"Helena Beat" is a song by American indie pop band Foster the People. It is the opening track from their debut studio album Torches and was released as the record's second single. It was solicited to radio on July 26, 2011, and solicited to radio in the United Kingdom on September 5, 2011. On August 10, 2011, BBC Radio 1 DJ Greg James selected the song as his Record of the Week.
"Helena Beat" was written by the group's lead songwriter Mark Foster to embody the attitude of the drug culture within Hollywood. Foster says the lyrics—particularly the line "Yeah yeah and it's okay, I tie my hands up to a chair so I don't fall that way"—are meant to express the nonchalant attitude that people had to their destructive tendencies. He said, "They're the young, hot, up and coming, powerful people that are gonna run the world. But they're just going out and doing drugs every night. They're saying it with this big smile of their face like 'I'm great, everything's great,' 'but don't you see that you're completely out of your mind on drugs right now that you can't even stand?'. Foster composed the song using the Logic Pro software; the original project file for "Helena Beat" is included in new copies of the application. Helena Beat is written in C minor with a tempo of 127 beats per minute.
A music video, directed by Ace Norton, to accompany the release of "Helena Beat" was released onto YouTube on July 18, 2011. The video debuted on the MuchMusic Countdown in Canada on August 11 at No. 30, and peaked at No. 18.

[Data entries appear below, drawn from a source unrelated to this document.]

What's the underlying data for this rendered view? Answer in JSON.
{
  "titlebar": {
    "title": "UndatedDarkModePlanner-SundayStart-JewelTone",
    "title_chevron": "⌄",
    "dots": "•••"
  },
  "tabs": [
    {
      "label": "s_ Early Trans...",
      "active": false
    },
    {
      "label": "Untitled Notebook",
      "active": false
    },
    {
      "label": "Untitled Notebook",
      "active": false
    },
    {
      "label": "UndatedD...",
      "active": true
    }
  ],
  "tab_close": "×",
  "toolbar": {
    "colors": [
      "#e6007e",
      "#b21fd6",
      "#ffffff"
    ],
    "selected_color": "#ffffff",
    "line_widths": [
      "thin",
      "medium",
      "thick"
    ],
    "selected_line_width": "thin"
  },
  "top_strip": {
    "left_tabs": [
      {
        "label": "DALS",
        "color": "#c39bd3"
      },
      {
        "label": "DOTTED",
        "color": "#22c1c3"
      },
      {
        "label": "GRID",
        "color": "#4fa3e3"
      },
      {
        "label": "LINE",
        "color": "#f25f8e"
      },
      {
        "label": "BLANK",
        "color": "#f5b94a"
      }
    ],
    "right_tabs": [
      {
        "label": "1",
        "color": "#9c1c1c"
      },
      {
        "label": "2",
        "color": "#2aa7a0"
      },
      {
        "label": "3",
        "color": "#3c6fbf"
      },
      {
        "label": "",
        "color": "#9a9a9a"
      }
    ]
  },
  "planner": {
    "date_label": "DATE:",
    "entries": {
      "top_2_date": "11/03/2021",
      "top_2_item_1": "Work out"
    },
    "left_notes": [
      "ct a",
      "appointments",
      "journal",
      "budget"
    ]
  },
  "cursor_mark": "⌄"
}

The video begins with singer Mark Foster fleeing from a destroyed Los Angeles in a dystopian future along with his dog – inspired by the film Mad Max. On the road out of the city, he finds a baby carriage and goes to investigate. When he gets out of the van, a gang of violent, rebellious children attacks him and takes him hostage while his dog flees. The other members of the band are taken hostage as well. They are then taken to the children's headquarters, where they are tortured, beaten, and abused. Foster is then seated and restrained, he's joined to a strange machine that's also attached to an older man seated opposite him. When the machine powers on, bright bolts of electricity arc back and forth, and the machine looks as if it is going to transform the older man into someone young again by stealing Foster's youth. Instead, it works quite the opposite and when the device is turned off, alternately most of the life is drained from the man (now very old) and Foster is turned into a young boy. After being turned into a child, he is now accepted as one of them.